Gambar 14. Pemilihan panglima besar Tentara Keamanan Rakyat (12 November 1945)
LAMPIRAN Nama : Ajeng Tri Octavia NIM
: J3E214112
Nilai yang saya dapatkan dan saya rasakan setelah berkunjung ke Monumen dan Museum PETA yaitu dapat mengetahui bagaimana adegan-adegan dari jalannya sejarah PETA dalam perjuangan menuju kemerdekaan tanah air melalui 14 Diorama yang terdapat di dalam museum, dapat melihat senjatasenjata yang digunakan oleh tentara PETA berdasarkan masanya, dapat melihat seragam yang digunakan oleh tentara PETA, dapat melihat miniatur yang ada mengenai bangunan atau tempat pendidikan militer yang didirikan oleh Belanda dan juga Jepang, dapat melihat bendera PETA, dan lain sebagainya.
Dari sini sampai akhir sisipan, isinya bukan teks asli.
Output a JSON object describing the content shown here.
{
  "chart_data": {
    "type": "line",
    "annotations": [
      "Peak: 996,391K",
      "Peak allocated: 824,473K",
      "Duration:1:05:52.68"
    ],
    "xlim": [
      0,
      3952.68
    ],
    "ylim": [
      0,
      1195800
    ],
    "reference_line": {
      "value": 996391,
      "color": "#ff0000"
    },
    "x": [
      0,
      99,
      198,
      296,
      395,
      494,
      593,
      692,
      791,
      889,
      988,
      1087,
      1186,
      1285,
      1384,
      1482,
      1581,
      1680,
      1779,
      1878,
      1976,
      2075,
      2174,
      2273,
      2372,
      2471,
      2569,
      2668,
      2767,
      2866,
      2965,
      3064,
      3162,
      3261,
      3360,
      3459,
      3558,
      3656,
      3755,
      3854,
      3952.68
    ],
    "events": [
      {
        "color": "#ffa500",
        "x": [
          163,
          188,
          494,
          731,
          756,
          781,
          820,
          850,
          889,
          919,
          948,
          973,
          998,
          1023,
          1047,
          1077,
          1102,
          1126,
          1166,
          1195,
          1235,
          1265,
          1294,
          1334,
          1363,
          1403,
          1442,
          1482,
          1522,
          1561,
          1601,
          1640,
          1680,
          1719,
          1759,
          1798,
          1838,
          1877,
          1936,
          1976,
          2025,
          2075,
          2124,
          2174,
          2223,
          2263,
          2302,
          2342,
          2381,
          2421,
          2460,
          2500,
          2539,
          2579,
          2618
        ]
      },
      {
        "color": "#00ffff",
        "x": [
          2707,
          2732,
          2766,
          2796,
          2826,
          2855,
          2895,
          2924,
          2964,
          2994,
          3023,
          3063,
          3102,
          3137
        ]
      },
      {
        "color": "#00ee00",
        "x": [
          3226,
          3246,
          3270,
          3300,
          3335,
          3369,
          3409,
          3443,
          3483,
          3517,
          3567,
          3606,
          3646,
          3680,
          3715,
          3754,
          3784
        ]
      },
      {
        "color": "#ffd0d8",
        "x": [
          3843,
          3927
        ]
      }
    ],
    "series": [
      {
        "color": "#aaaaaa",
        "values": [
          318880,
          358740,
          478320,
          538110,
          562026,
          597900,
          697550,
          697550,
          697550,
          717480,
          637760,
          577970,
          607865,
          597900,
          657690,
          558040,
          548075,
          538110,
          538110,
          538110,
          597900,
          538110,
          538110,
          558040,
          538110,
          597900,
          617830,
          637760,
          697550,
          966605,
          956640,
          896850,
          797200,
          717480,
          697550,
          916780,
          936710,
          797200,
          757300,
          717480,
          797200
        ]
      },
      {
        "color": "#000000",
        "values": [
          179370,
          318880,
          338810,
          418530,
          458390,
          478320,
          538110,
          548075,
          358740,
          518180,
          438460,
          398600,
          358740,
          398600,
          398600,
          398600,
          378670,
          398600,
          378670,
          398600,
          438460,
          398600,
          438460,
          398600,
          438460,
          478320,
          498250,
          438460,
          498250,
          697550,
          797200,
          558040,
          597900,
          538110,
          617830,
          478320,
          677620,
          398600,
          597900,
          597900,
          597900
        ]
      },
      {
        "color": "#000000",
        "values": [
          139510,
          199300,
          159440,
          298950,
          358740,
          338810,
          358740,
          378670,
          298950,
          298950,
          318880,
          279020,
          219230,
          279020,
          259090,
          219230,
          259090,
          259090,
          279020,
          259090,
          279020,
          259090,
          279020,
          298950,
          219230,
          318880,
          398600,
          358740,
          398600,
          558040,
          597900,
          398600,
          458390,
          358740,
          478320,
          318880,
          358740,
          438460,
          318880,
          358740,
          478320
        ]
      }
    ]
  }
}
Tidak hanya itu, saya juga dapat mengetahui tokoh-tokoh yang terlibat dalam pembentukan PETA, pemberontakan yang dilakukan tentara PETA sebelum kemerdekaan, peran tentara PETA saat proklamasi kemerdekaan, pelagaan Ambarawa, serta tokoh-tokoh pimpinan nasional yang berasal dari mantan PETA melalui reliefrelief yang terdapat di luar dinding Monumen dan Museum PETA. Lalu saya juga dapat melihat patung Jenderal Sudirman sebagai perwira PETA yang terletak pada komplek bangunan museum PETA di bagian belakang. Saya juga dapat menetahui bahwa Bogor termasuk Kota Pembela Tanah Air karena dari Bogor lahir jiwa-jiwa Keprajuritan Nasional Indonesia diantaranya Soedirman, Soeharto, Ahmad Yani, dll. Nilai lainnya yang saya dapatkan dan rasakan yaitu dapat lebih menghargai perjuangan-perjuangan para pahlawan atau tentara PETA dalam mencapai dan memperjuangkan kemerdekaan Indonesia. Sebagai penerus bangsa, saya menyadari bahwa persatuan dan kesatuan sangatlah penting untuk menjaga dan mempertahankan kemerdekaan Indonesia seperti yang tertera pada semboyan Bhinneka Tunggal Ika, semboyan ini digunakan untuk menggambarkan persatuan dan kesatuan Bangsa dan Negara Kesatuan Republik Indonesia yang terdiri atas beraneka ragam budaya, bahasa daerah, ras, suku bangsa, agama dan kepercayaan. Contoh lain yang dapat menggambarkan atau mencerminkan persatuan dan kesatuan bangsa Indonesia yaitu isi dari Sumpah Pemuda. Sebagai pemuda dan penerus bangsa juga harus bisa mewujudkan cita-cita bangsa seperti yang tertera pada pembukaan UUD 1945 alinea keempat yaitu memajukan kesejahteraan umum, mencerdaskan kehidupan bangsa, dan ikut melaksanakan ketertiban dunia yang berdasarkan kemerdekaan, perdamaian abadi, dan keadilan sosial.